Introduction:

In the recent years, we have come across thousands of old age homes across the country mainly isolated in nature established by philanthropists, non-governmental organizations and by landlords. While the philanthropists and non-governmental organizations manage the older age homes themselves and through their employees without any cost to the inmates, the isolated old age homes are more neat and clean and well-maintained owing to the payments they receive from the occupants. Not that the non-governmental organizations don’t receive external contribution, but instances of excellent house-keeping are few and far between.

Overall, the concept of the establishment and running of old age homes is a welcome step to give a fillip to the lives of senior citizens who are the subjects of neglect in the society as unwanted elements. If their family discounts them, the society considers as an impediment to development and progress. The government does not seem to be having them in its perception except during elections. In the recent years, life-expectancy has improved with more of diet consciousness, required doses of exercises and tremendous headway of medical sciences. The primal age population is bound to increase with the death rate declining and this augurs well for the country, notwithstanding the fact that the percentage of the older population is in ascendancy.

The story of a father:

A man is born to die. But he passes a number of stages before he meets his doom. From a baby, he becomes a child and then adolescent, youth, middle-aged and old.

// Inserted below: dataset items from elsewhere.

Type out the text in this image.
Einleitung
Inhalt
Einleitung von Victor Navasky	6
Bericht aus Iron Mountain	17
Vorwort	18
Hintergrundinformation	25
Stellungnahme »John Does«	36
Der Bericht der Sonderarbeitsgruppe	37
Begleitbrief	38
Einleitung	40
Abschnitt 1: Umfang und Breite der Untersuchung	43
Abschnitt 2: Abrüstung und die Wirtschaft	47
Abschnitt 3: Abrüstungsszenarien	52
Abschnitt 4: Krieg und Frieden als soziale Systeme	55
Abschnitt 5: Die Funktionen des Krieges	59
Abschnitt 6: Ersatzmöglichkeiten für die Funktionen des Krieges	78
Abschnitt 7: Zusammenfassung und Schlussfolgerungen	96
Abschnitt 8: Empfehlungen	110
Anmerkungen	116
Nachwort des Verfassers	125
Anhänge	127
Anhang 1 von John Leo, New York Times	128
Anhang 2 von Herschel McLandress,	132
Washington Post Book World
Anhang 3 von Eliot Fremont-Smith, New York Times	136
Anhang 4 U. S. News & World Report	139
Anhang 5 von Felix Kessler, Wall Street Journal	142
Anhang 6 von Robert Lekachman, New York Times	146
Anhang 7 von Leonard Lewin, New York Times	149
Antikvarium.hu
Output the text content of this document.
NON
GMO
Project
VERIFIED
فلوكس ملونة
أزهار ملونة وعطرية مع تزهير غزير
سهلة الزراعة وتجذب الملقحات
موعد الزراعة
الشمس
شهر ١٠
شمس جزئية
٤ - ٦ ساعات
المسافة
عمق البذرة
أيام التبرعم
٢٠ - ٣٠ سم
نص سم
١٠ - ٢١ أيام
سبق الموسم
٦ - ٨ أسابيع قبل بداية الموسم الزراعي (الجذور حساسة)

A baby needs care and custody, a middle-aged man earns and spends more for his family than for himself, but an old man is sluggish, less active or inactive and often needs his son’s support and strength. An old man’s is the story of neglect and insensitiveness as the give-and-take formula does not work well in his family. What he has done in his life-time is perceived as his duties as he is dumped by his own children when he becomes invalid, inactive without adequate income. So, the primary matter is money and not the relationships he had established with his son during his life time. This is the story of a father, and the less said about the mother is better.

A mother has some value, if an earnings father is there, but with only the mother surviving, her plight is better forgotten. Many of us might have gone through Fakir Mohan Senapati’s (Famous Odia writer) “Dak Munsi” (Post man) where a retired post man was the subject of neglect by his son and his wife because of his low pension income, old age and diseases. All his sacrifices of the past to make his son a British official was simply forgotten as selfishness and false vanity overtook him. The eminent Odia writer did highlight a deep-rooted and harrowing social problem to cast a deep impression on the modern day son. After about a hundred years of his short story (Dak Munsi), the same problem haunts the society in no mean-manner.

Parents get sieved and separated from the family:

The United Nations Organization (UNO) in its report on older people has come out with a shocking statistics about 71% of them have no choice but to work as laborers only to earn and eat. It is found that an overwhelming majority of sons getting excellent services and reputation have forgotten their parents and prefer to live without them. Some of them leave them at old age homes so as to free themselves from the bondages of rearing their parents. They don’t realize the dreams once their parents had to be among the entire family memberships of the son and the bride and his grandsons and daughters. They had dreams of a retired, luxurious life without any labor or bother. But in real terms, parents get sieved and separated from the family which, all the time, they thought their own.

There was no ‘Father’s Day’ or ‘Mother’s Day’ in India two decades ago. Now, we have the fiasco of these auspicious days in line with the Western countries. Does this give anything to the father or the mother? They are remembered for a day each in a year, suffering oblivion for the rest of the time of the year. This is farcical. Observing a day with pomp and ceremony and forgetting 364 days is a fun only enjoyed by the children without amusing the parent who is left in the lurk. Parents have given everything to their children what they were capable of during their active and earning period. They were  hopeful of getting some return during their heydays. But, any neglect by children to them is a bolt from the blue.

Child is the father of a man:

Children changed by false vanity and ample selfishness seldom realize that their behavior towards their parents may reflect in the same manner when they will be at the receiving end. When they grow old, their children will cite their personal example to treat them and greet them in the similar manner. The words of the ancient poet and philosopher that ‘bad son is a possibility, but bad mother is not’ are prophetic. The mother, despite being overlooked or rebuked by children, does not pray for his children’s misery. It is also said ‘mother and motherland are superior to heaven’. But let it not be a slogan only.

Conclusion:

Realization and repentance are in store for the prodigal sons. However, this repentance will come only at a time when parents will not be there anymore. Idealizing or adoring parents posthumous has no meaning. Similarly, performing annual death rites of the parents serves no purpose except that the society adores the action as a devoted son remembering his father. The real service to parents is to help them in times of need during their life-time which gives a brilliant sunny weather’ across their lips.